エレクトラ——剣聖レイド・アストレアの関門
二層エレクトラには、三英傑の一人で初代剣聖たるレイド・アストレアが試験官として立ち塞がる。すでに故人であるはずのレイドが、なぜ試練の場に座しているのか——その存在自体が監視塔の異常性を象徴している。レイドはタイゲタ大書庫の「死者の書」と結びついた擬似的な顕現体であり、生前と変わらぬ剣の冴えで挑戦者を試す。スバル一行にとって、エレクトラ突破は実力面でもっとも消耗の大きい関門となった。
タイゲタ——叡智の集積場・大書庫
三層タイゲタは「死者の書」と呼ばれる無数の書物が並ぶ大書庫である。死者の書には、過去に亡くなったあらゆる人々の生涯の記憶が一冊ずつ綴じられており、書を開いた読み手はその人物の人生を追体験することになる。ロズワール・L・メイザースの祖たるロズワール・A・メイザースの記憶、亡き王族たちの記憶、そして多くの謎を孕む過去——膨大な情報が眠る図書庫こそ、本来の「大図書館プレイアデス」の本領が発揮される場であった。
アルキオネ・ケラエノ・アステローペ
四層アルキオネはシャウラの居住区域であり、彼女が日々の生活を営む場でもある。五層ケラエノは挑戦者が最初に足を踏み入れる入口階層、六層アステローペは地下に位置する隠された階層であり、それぞれの層が後継者選定の精緻なシステムの一部を成している。
大図書館プレイアデス——元の姿
プレアデス監視塔の本来の姿は、「知りたいことを全て知ることのできる」大図書館プレイアデスである。これは三英傑の一人とされる賢者フリューゲルの手によって築かれた知の集積機構であり、世界の記録・記憶・叡智を保存するための施設として機能していた。フリューゲルの正体や役割についてはフリューゲルの正体解説で詳述しているが、彼が遺したこの大図書館こそ、ルグニカという世界の歴史を理解する鍵を握る場所なのである。

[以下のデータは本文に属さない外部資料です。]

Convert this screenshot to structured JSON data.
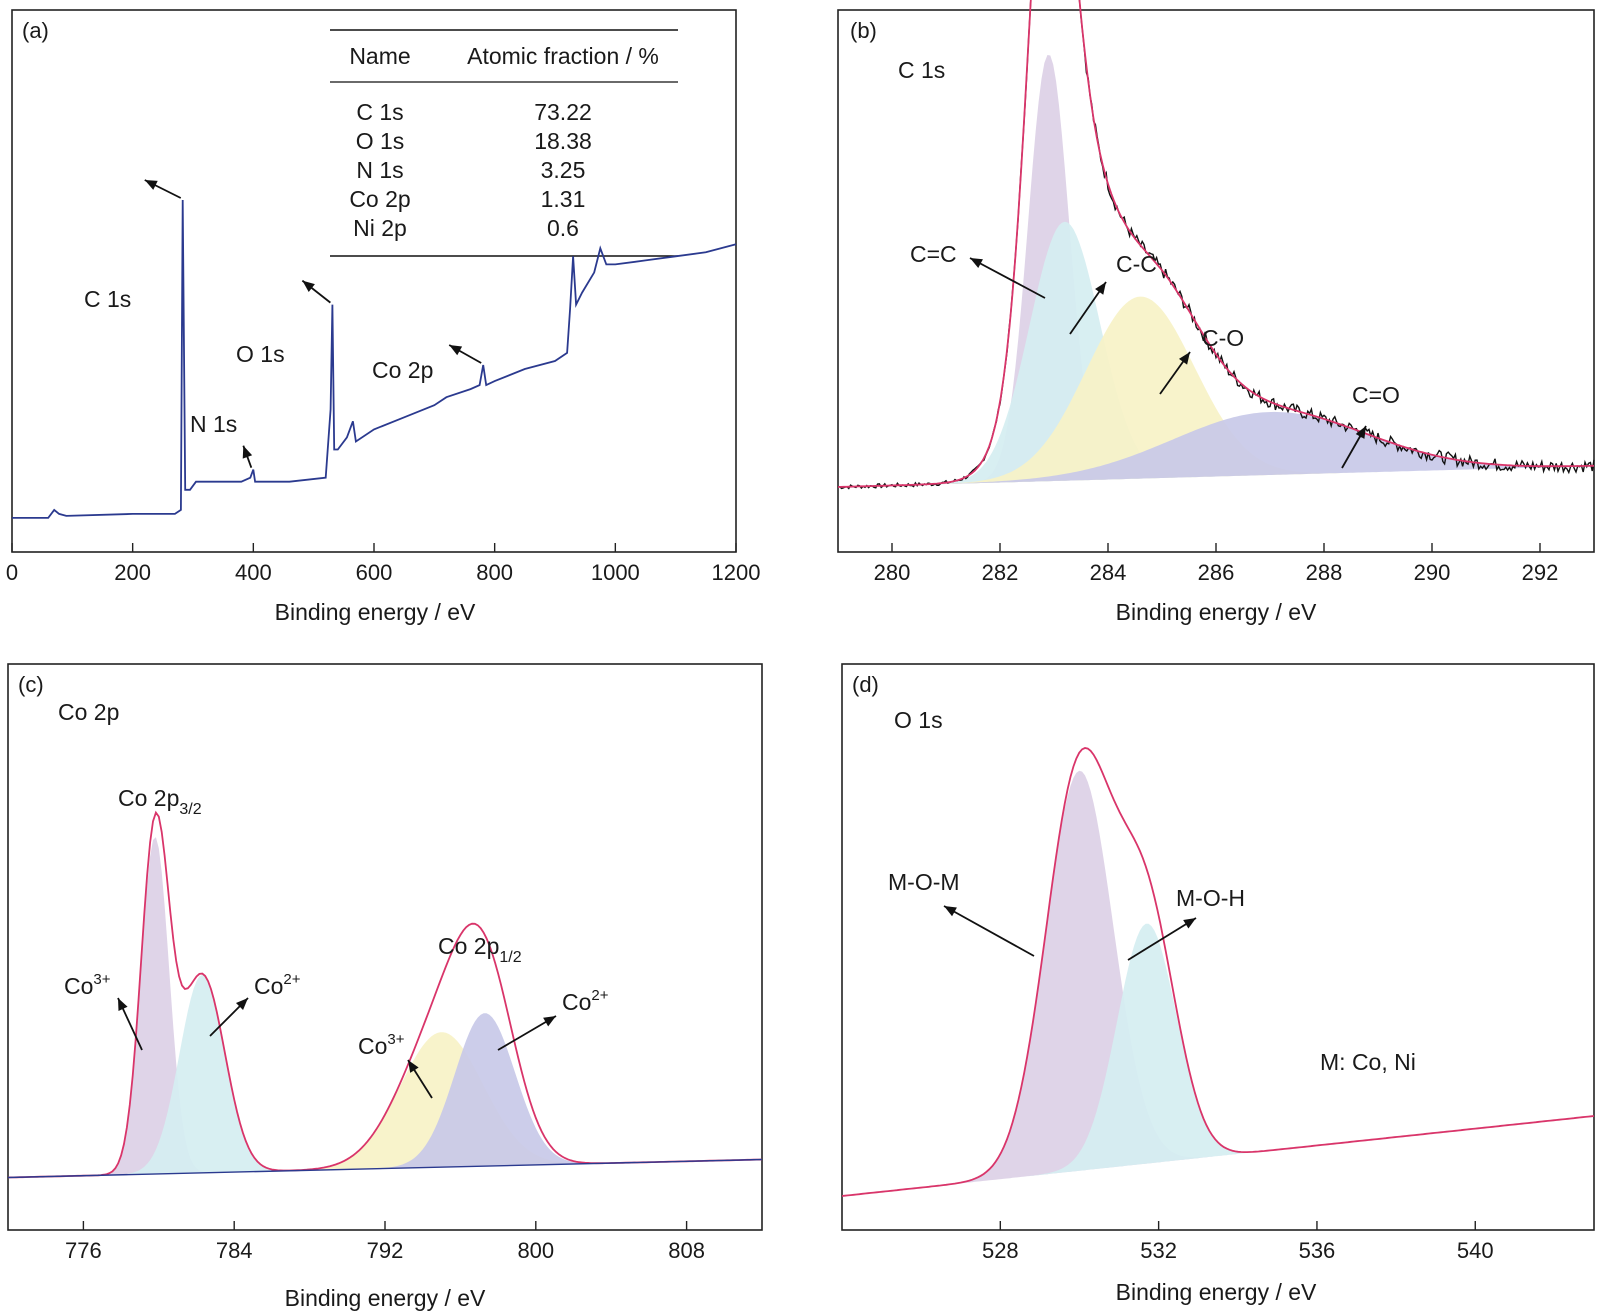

「監視塔」という呼称は、後の時代にこの施設が変質した姿を表している。本来は誰もが知に触れられる開かれた図書館であったものが、やがて何らかの理由で閉ざされ、ゼロ層メローぺに封じられた嫉妬の魔女サテラを「監視」する役割を担うようになったのだ。
シャウラ「星番」の役割——400年の孤独
プレアデス監視塔を400年間ただ一人守り続けてきた精霊がシャウラである。彼女はもとは「紅蠍」と呼ばれた魔獣であり、フリューゲルと「かか様」(エキドナ)によって人の姿を与えられた人工精霊として再構成された存在だった。詳細はシャウラの正体・最期の解説で扱っているが、彼女の役職名は「星番」——文字通り、星の名を冠する塔の番人である。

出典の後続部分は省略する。